For now, though, it was enough to have a good time playing with my friends. Our claims to fame include winning three Tricolor Battles in a row and winning one 100x point battle. We got the Tricolor wins by being much better than the other teams involved and by no small amount of luck (it is so much easier to win as either of the two-person attacking teams than the 4-person defending team given the mechanics of the match type as a single mistake on the 4-person team’s part can put them behind in a way they can’t recover from). It took a dozen or so losses for us to figure out a strategy and then a few lucky matches against people of similar skill levels that we could out perform (only one felt like we were way more skilled than the other team), but we managed three in a row toward the end of our 12 hours of playtime. The 100x match was a great comeback and a reward for our hard work after we lost an earlier 100x match by .2%, which was absolutely devastating.

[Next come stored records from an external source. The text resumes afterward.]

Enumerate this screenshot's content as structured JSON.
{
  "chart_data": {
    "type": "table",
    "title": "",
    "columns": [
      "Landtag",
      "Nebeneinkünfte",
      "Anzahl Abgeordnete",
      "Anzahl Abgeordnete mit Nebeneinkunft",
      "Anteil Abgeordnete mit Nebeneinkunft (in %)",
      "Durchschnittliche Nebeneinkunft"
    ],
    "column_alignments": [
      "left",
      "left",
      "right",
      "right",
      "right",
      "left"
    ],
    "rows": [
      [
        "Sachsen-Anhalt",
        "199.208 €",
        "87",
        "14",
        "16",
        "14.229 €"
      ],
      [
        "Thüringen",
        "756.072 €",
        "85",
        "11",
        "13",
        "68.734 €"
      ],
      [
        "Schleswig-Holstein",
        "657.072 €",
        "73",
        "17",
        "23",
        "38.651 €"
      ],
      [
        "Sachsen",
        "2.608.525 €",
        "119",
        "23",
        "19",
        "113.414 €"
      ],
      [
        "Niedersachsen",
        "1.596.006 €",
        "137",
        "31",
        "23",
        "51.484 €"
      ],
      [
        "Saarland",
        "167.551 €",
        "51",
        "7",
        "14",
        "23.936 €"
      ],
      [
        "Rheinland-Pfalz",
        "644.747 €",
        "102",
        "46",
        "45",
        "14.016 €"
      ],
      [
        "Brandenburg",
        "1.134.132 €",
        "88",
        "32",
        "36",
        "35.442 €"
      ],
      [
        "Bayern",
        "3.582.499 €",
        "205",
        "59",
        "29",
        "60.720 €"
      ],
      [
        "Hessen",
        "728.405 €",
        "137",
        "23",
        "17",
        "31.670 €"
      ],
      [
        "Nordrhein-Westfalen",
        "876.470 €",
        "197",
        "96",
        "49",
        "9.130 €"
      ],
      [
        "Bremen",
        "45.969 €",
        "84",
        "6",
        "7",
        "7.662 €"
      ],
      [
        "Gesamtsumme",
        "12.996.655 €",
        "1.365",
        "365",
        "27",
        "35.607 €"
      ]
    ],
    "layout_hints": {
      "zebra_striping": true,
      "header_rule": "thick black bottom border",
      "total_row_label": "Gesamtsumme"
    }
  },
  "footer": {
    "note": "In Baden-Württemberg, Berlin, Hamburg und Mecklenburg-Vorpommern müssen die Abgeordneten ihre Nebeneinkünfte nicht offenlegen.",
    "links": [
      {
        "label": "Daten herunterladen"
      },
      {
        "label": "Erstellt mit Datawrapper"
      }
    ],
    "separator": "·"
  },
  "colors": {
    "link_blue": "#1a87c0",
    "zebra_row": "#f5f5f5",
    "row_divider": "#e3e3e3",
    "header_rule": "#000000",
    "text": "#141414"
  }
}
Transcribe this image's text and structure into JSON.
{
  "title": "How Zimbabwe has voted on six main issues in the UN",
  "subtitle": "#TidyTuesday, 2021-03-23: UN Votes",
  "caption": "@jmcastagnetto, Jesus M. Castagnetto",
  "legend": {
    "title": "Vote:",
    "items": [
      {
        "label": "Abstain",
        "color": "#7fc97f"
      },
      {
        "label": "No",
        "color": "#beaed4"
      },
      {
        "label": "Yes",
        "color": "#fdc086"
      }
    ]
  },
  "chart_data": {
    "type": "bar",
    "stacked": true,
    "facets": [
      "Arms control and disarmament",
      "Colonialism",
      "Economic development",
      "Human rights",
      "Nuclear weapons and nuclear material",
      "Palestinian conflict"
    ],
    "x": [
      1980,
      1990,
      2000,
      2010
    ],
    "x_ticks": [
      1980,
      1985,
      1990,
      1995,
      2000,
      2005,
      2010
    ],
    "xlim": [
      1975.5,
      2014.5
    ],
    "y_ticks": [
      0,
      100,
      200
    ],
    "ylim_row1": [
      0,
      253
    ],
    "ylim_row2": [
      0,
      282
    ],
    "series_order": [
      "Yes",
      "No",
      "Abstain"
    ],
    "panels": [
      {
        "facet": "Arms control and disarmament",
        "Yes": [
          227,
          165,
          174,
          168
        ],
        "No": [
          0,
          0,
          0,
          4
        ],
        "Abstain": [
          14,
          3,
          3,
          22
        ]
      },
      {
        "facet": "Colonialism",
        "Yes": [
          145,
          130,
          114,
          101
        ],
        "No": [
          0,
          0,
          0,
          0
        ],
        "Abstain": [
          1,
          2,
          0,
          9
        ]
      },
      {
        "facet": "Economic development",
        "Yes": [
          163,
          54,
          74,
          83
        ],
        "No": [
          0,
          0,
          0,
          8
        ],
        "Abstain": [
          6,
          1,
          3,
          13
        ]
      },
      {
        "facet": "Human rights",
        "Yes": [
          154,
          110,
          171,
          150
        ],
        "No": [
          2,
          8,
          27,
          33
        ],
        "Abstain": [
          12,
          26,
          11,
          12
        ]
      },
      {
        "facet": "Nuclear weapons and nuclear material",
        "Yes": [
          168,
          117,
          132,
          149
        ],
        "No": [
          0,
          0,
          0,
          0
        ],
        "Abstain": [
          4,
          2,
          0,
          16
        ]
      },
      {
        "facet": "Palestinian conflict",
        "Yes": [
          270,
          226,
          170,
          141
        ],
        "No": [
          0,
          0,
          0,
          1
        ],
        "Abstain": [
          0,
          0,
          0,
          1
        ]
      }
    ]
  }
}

My claims to fame were being a popular target thanks to my excellent engagement and disengagement skills in the later half of the day (I love to play tanks in PVP type games) and being a consistent top performer in not getting taken out. I occasionally would do pretty well on splats (the word for what happens when you take an opponent out), but I couldn’t hold a candle to my friends who routinely hit the double-digits in splats. I don’t think I ever broke out of the single digits on splats, but I did complete one or two matches without getting splatted at all. I also eventually figured out terrain coverage and how to play the objective in what initially felt like a pure PVP game, so I was able to consistently rank highly in terms of terf covered and even bought my team a couple clutch victories with some last-second maneuvers (which I feel very proud of, as a newcomer to the series). We made a great team, the three of us, all of us supplementing and complimenting each other’s skills in ways that made us stronger as a team than inviduals. I don’t think I’d have made it through the whole 12 hours of the demo without them.
Now all that remains is to play the game when it comes out and hope that my experience with the demo translates into the fully-released game. And to hope that they fix tricolor battles so you don’t need to dominate the other teams in order to emerge victorious when you’re playing defense.